Apple’s forthcoming streaming video service is scheduled to launch in November and come priced at $9.99 a month, according to a new report this evening from Bloomberg.
The company has yet to talk pricing or a release date for the service, despite announcing it back in March of this year. But this window puts Apple’s product right up against the launch of Disney+, the entertainment juggernaut’s own streaming service that is set to feature a mix of original Disney films, Marvel content, Star Wars content, and original shows and movies across all of its properties and networks.
According to Bloomberg, Apple is looking to reach $50 billion in annual services revenue by 2020, and the launch of TV Plus is integral to that milestone. Come November, the service will arrive with only five original shows: The Morning Show featuring Jennifer Aniston and Reese Witherspoon; See featuring Aquaman’s Jason Momoa; a production called Truth Be Told with actress Octavia Spencer; Steven Spielberg’s revival of Amazing Stories; and a documentary series called Home. It is not yet clear whether Apple will also have licensed content, although the company does own the rights to the entire Peanuts library and is planning an educational Snoopy spinoff for its platform.
Still, that’s not a very robust lineup if it is limited to those five show , and Apple is reportedly going to add shows at a pace slower than soon-to-be rivals like Netflix, according to an interview services chief Eddy Cue gave to The Sunday Times back in June. However, Apple has attracted a number of other big names, including Oprah Winfrey, who is bringing two documentaries to TV Plus, and Battlestar Galactica creator Roger Moore, who’s heading up a new space show called For All Mankind. Apple is also reportedly spending hundreds of millions of dollars on The Morning Show and See each, and it’s been green lighting new shows for close to two years now.

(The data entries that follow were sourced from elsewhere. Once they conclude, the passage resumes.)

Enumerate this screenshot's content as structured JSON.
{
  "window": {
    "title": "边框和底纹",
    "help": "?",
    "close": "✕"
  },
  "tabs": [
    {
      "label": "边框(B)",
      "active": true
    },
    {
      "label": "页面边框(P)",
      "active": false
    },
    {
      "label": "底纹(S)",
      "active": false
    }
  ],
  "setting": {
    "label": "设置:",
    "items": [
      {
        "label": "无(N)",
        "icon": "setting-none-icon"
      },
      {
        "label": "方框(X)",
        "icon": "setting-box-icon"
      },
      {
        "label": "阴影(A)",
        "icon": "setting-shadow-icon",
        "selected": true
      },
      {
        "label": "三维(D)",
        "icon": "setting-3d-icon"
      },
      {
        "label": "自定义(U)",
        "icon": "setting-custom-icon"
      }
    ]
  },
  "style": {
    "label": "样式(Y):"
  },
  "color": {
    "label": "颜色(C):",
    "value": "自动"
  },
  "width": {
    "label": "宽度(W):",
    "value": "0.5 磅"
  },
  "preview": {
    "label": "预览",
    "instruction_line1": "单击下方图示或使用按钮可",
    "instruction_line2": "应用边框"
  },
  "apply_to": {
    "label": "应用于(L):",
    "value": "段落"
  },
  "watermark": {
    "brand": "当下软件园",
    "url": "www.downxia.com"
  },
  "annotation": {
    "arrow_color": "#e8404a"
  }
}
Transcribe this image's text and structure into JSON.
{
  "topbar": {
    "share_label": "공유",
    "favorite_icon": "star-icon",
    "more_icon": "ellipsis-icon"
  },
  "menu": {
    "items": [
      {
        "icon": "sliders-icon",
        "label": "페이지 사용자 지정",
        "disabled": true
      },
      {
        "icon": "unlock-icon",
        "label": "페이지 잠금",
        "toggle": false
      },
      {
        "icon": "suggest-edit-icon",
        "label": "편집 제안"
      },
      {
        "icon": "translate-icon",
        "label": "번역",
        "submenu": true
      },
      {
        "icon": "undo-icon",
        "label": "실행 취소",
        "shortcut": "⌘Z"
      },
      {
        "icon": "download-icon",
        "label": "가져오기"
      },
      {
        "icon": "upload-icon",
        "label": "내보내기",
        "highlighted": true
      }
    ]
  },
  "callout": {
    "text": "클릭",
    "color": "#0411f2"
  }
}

However, Apple’s reported $6 billion in original content spending, a massive increase from its initial $1 billion pledge two years ago, pales in comparison to the more than $14 billion Netflix is expected to spend this year and the nearly $24 billion Disney is expected to shell out for streaming and theatrical releases.
That said, Apple does not appear to be launching its service later this year with any kind of bundle in place. That may make its five-show lineup for $10 a month a hard sell against something like Disney+, which is launching on its own for $6.99 per month and will also be available with Hulu and a stripped-down version of ESPN thrown in for $12.99 per month.